Cette rencontre, les officiels d’Apex en concertation avec le ministre des relations avec l’étranger de la république native d’Uuqtinut, a lieu aujourd’hui, le 20 février 2018. Cependant, une telle rencontre ne pouvait se dérouler n’importe où, il fallait un lieu symbolique, c’est tout naturellement qu’Apex choisit le siège de son partenaire Kiesling OilRig Group surnommé KORG dans la ville portuaire de Lengenbruck.
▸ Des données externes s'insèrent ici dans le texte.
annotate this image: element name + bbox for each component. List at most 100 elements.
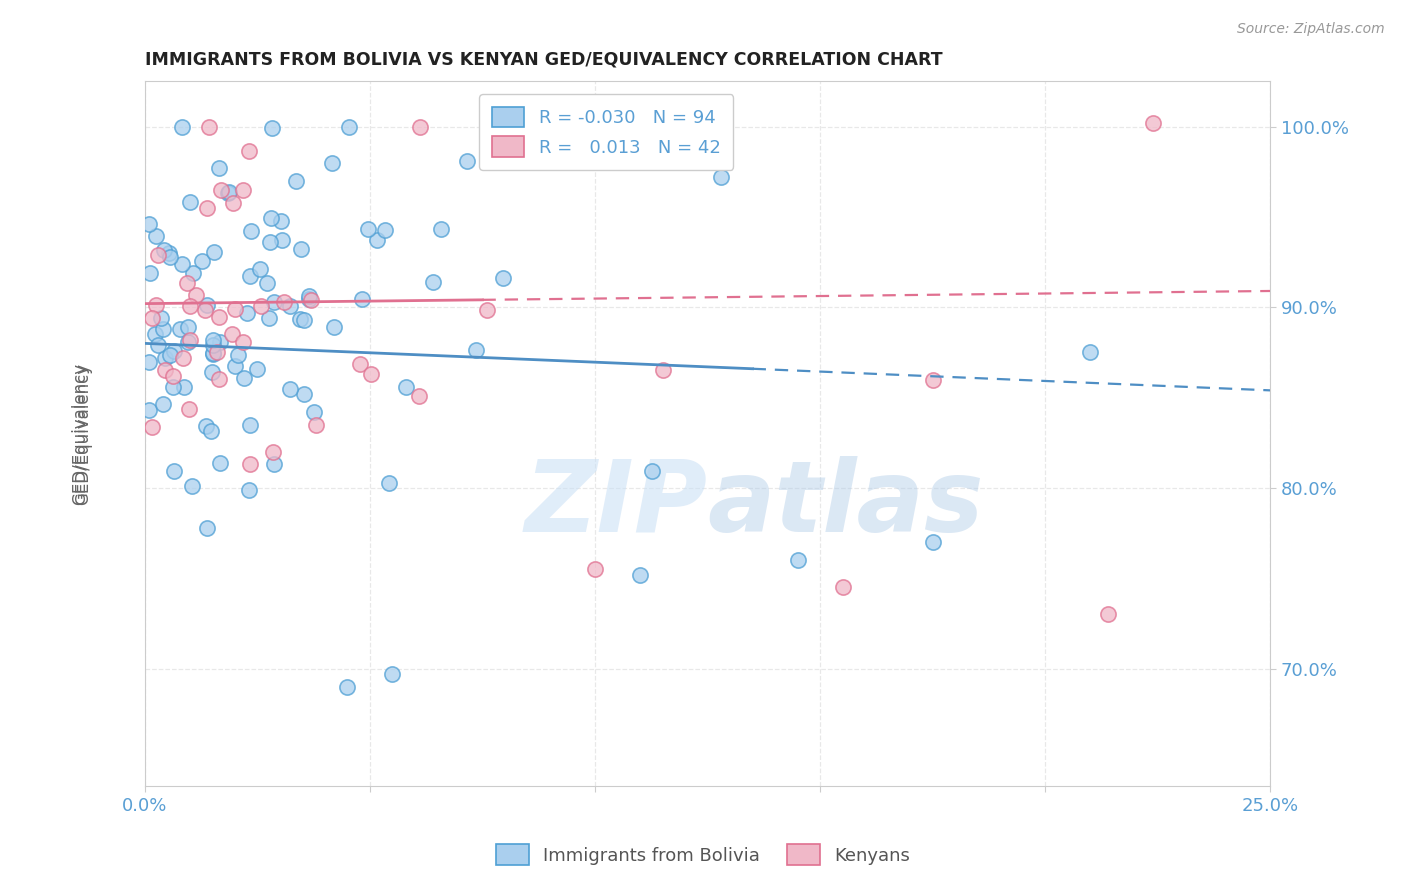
Point <box>1078 345 1101 359</box>
Point <box>263 294 285 309</box>
Point <box>381 667 404 681</box>
Point <box>195 201 218 215</box>
Point <box>138 354 160 368</box>
Point <box>162 380 184 394</box>
Point <box>208 334 231 349</box>
Point <box>141 420 163 434</box>
Point <box>360 368 382 382</box>
Point <box>194 303 217 318</box>
Point <box>232 335 254 350</box>
Point <box>202 333 225 347</box>
Point <box>209 183 232 197</box>
Point <box>201 365 224 379</box>
Point <box>475 303 498 318</box>
Point <box>179 402 201 417</box>
Point <box>786 553 808 567</box>
Point <box>239 268 262 283</box>
Point <box>145 298 167 312</box>
Point <box>235 306 257 320</box>
Point <box>170 120 193 134</box>
Point <box>456 154 478 169</box>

Pourquoi un tel choix ? La réponse est évidente pour Apex, car du haut du bâtiment de KORG, on peut apercevoir le chantier naval de l’entreprise où sont assemblées les plateformes pétro-gazières de classe Keryl. Plateformes qui, suite à l’accident du Dämonische Grube le 8 janvier 2016, virent leurs mesures de sécurité grandement renforcées, à tel point que certains disent que l’endroit le plus sûr de la planète est une plateforme Keryl. L’objectif d’Apex en choisissant ce lieu était de montrer à ses invités tout le savoir-faire raskenois en matière d’exploitation en mer.

Il était 9 h du matin et sur le tarmac de l’aéroport de la capitale raskenoise se trouvait une voiture, dedans le dirigeant de la branche internationale de l’entreprise, Falko Meyer, attendait patiemment la venue de son invité. Heureusement pour lui, sa patience avait payé, car on venait de lui annoncer que l’avion du ministre de l’Uuqtinut allait se poser d’une minute à l’autre. Une fois l’avion arrêté, Falko Meyer se dirigea vers son invité pour le saluer.

Falko Meyer – C’est un plaisir de vous rencontrer, excellence Umiaktorvik, j’espère que le vol s’est bien passé.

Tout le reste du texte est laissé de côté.